Inflation surprisingly decelerated last month. At 5.17 percent the yearly increase in the headline CPI was down 0.2 percentage points versus its mid-quarter reading, well below market expectations and at its lowest mark so far in 2015.
March's slide reflected slowing prices in both the urban and rural sectors. Inflation in the former dropped from 4.95 percent to 4.75 percent while the latter recorded 5.58 percent after a 5.79 percent annual rate last time. Vegetable prices eased from 13.01 percent to 11.26 percent and clothing and footwear dipped from 6.38 percent to 6.27 percent. In fact the overall picture would have been weaker still but for stronger energy charges as combined fuel and light inflation climbed 0.35 percentage points to 5.07 percent.
The first decline in overall inflation since last February should be well received by the RBI. The central bank suggested that it had no real policy bias last week and indicated that further moves on interest rates would be linked to economic developments, particularly with regard to inflation. To this end, and despite the unanticipated buoyancy of industrial production in February, the deceleration in March inflation should boost hopes that another rate cut might not be far off.
Consumer Price Indexes (CPI) measure changes over time in general level of prices of goods and services that households acquire for the purpose of consumption. The data are released for previous month and are not seasonally adjusted.
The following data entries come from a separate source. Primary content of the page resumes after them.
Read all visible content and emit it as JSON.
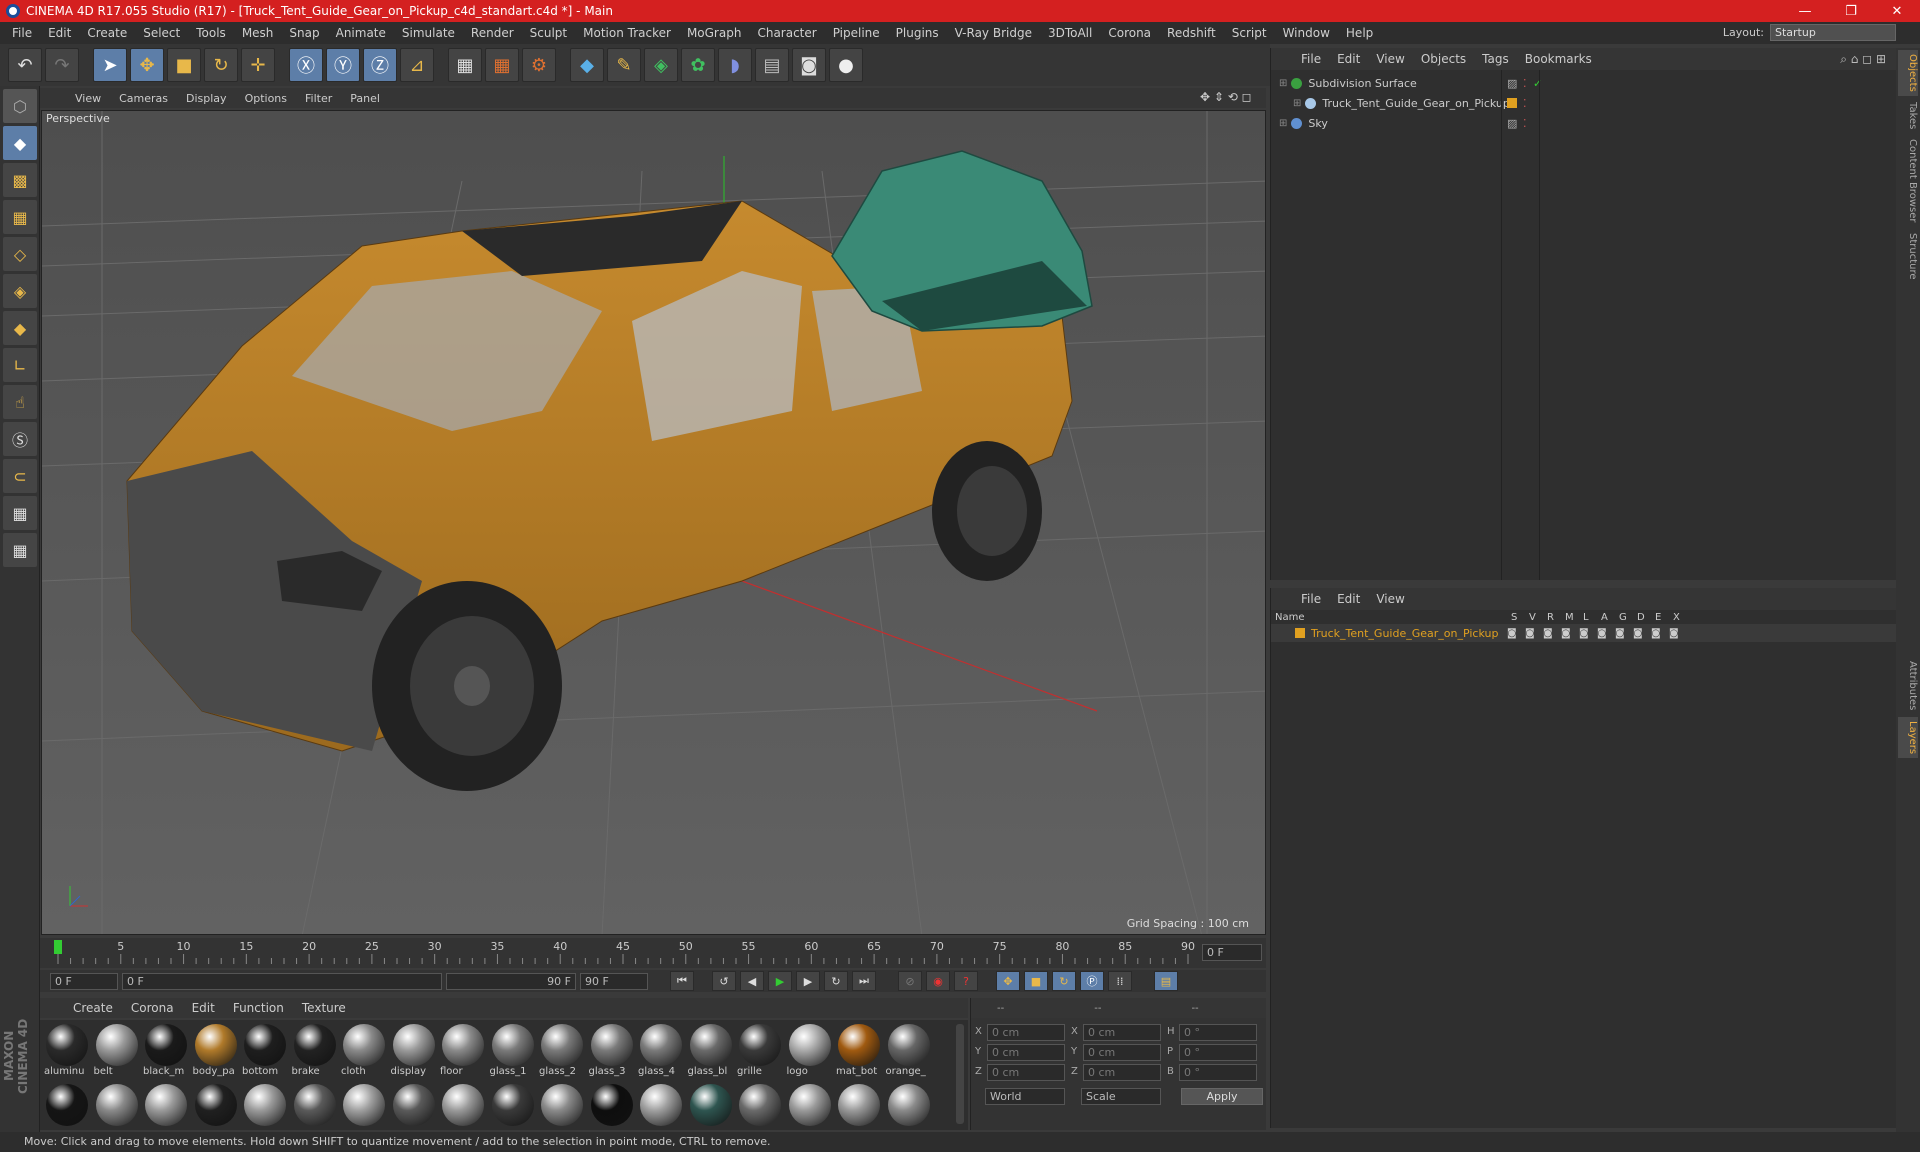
{
  "window": {
    "title": "CINEMA 4D R17.055 Studio (R17) - [Truck_Tent_Guide_Gear_on_Pickup_c4d_standart.c4d *] - Main",
    "minimize": "—",
    "maximize": "❐",
    "close": "✕"
  },
  "menu": [
    "File",
    "Edit",
    "Create",
    "Select",
    "Tools",
    "Mesh",
    "Snap",
    "Animate",
    "Simulate",
    "Render",
    "Sculpt",
    "Motion Tracker",
    "MoGraph",
    "Character",
    "Pipeline",
    "Plugins",
    "V-Ray Bridge",
    "3DToAll",
    "Corona",
    "Redshift",
    "Script",
    "Window",
    "Help"
  ],
  "layout": {
    "label": "Layout:",
    "value": "Startup"
  },
  "viewport": {
    "menu": [
      "View",
      "Cameras",
      "Display",
      "Options",
      "Filter",
      "Panel"
    ],
    "camera": "Perspective",
    "grid_spacing": "Grid Spacing : 100 cm"
  },
  "timeline": {
    "ticks": [
      "0",
      "5",
      "10",
      "15",
      "20",
      "25",
      "30",
      "35",
      "40",
      "45",
      "50",
      "55",
      "60",
      "65",
      "70",
      "75",
      "80",
      "85",
      "90"
    ],
    "current_frame": "0 F",
    "start": "0 F",
    "range_start": "0 F",
    "range_end": "90 F",
    "end": "90 F"
  },
  "material_menu": [
    "Create",
    "Corona",
    "Edit",
    "Function",
    "Texture"
  ],
  "materials_row1": [
    {
      "name": "aluminu",
      "color": "#2a2a2a"
    },
    {
      "name": "belt",
      "color": "#9a9a9a"
    },
    {
      "name": "black_m",
      "color": "#1a1a1a"
    },
    {
      "name": "body_pa",
      "color": "#b07a2a"
    },
    {
      "name": "bottom",
      "color": "#1e1e1e"
    },
    {
      "name": "brake",
      "color": "#222222"
    },
    {
      "name": "cloth",
      "color": "#8a8a8a"
    },
    {
      "name": "display",
      "color": "#9a9a9a"
    },
    {
      "name": "floor",
      "color": "#8a8a8a"
    },
    {
      "name": "glass_1",
      "color": "#7a7a7a"
    },
    {
      "name": "glass_2",
      "color": "#7a7a7a"
    },
    {
      "name": "glass_3",
      "color": "#7a7a7a"
    },
    {
      "name": "glass_4",
      "color": "#7a7a7a"
    },
    {
      "name": "glass_bl",
      "color": "#6a6a6a"
    },
    {
      "name": "grille",
      "color": "#3a3a3a"
    },
    {
      "name": "logo",
      "color": "#aaaaaa"
    },
    {
      "name": "mat_bot",
      "color": "#a05a10"
    },
    {
      "name": "orange_",
      "color": "#666666"
    }
  ],
  "materials_row2": [
    "#151515",
    "#8a8a8a",
    "#9a9a9a",
    "#202020",
    "#9a9a9a",
    "#5a5a5a",
    "#a0a0a0",
    "#5a5a5a",
    "#9a9a9a",
    "#3a3a3a",
    "#8a8a8a",
    "#0e0e0e",
    "#a0a0a0",
    "#2e5550",
    "#6a6a6a",
    "#9a9a9a",
    "#9a9a9a",
    "#8a8a8a"
  ],
  "coordinates": {
    "headers": [
      "--",
      "--",
      "--"
    ],
    "rows": [
      {
        "a": "X",
        "av": "0 cm",
        "b": "X",
        "bv": "0 cm",
        "c": "H",
        "cv": "0 °"
      },
      {
        "a": "Y",
        "av": "0 cm",
        "b": "Y",
        "bv": "0 cm",
        "c": "P",
        "cv": "0 °"
      },
      {
        "a": "Z",
        "av": "0 cm",
        "b": "Z",
        "bv": "0 cm",
        "c": "B",
        "cv": "0 °"
      }
    ],
    "world": "World",
    "scale": "Scale",
    "apply": "Apply"
  },
  "objects": {
    "menu": [
      "File",
      "Edit",
      "View",
      "Objects",
      "Tags",
      "Bookmarks"
    ],
    "items": [
      {
        "name": "Subdivision Surface",
        "indent": 0,
        "icon_color": "#3aa040"
      },
      {
        "name": "Truck_Tent_Guide_Gear_on_Pickup",
        "indent": 1,
        "icon_color": "#a8c8e8"
      },
      {
        "name": "Sky",
        "indent": 0,
        "icon_color": "#6090d0"
      }
    ]
  },
  "layers": {
    "menu": [
      "File",
      "Edit",
      "View"
    ],
    "columns": [
      "Name",
      "S",
      "V",
      "R",
      "M",
      "L",
      "A",
      "G",
      "D",
      "E",
      "X"
    ],
    "items": [
      {
        "name": "Truck_Tent_Guide_Gear_on_Pickup",
        "color": "#e0a020"
      }
    ]
  },
  "side_tabs": [
    "Objects",
    "Takes",
    "Content Browser",
    "Structure"
  ],
  "side_tabs_lower": [
    "Attributes",
    "Layers"
  ],
  "status": "Move: Click and drag to move elements. Hold down SHIFT to quantize movement / add to the selection in point mode, CTRL to remove.",
  "branding": "MAXON CINEMA 4D"
}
CPI numbers are widely used as a macroeconomic indicator of inflation, as a tool by governments and central banks for inflation targeting and for monitoring price stability, and as deflators in the national accounts. CPI is also used for indexing dearness allowance to employees for increase in prices. CPI is therefore considered as one of the most important economic indicators.
CPI numbers presently compiled and released at national level for India reflect the fluctuations in retail prices pertaining to specific segments of population in the country -- industrial workers, agricultural labourers and rural labourers. These indexes do not encompass all the segments of the population in the country and as such do not reflect true picture of the price behavior in the country. To overcome the above, the Central Statistics Office (CSO) of the Ministry of Statistics and Programme Implementation has started compiling new series of CPI for the entire urban population or CPI (Urban) and CPI for the entire rural population or CPI (Rural), which reflect the changes in the price levels of various goods and services consumed by the urban and rural population.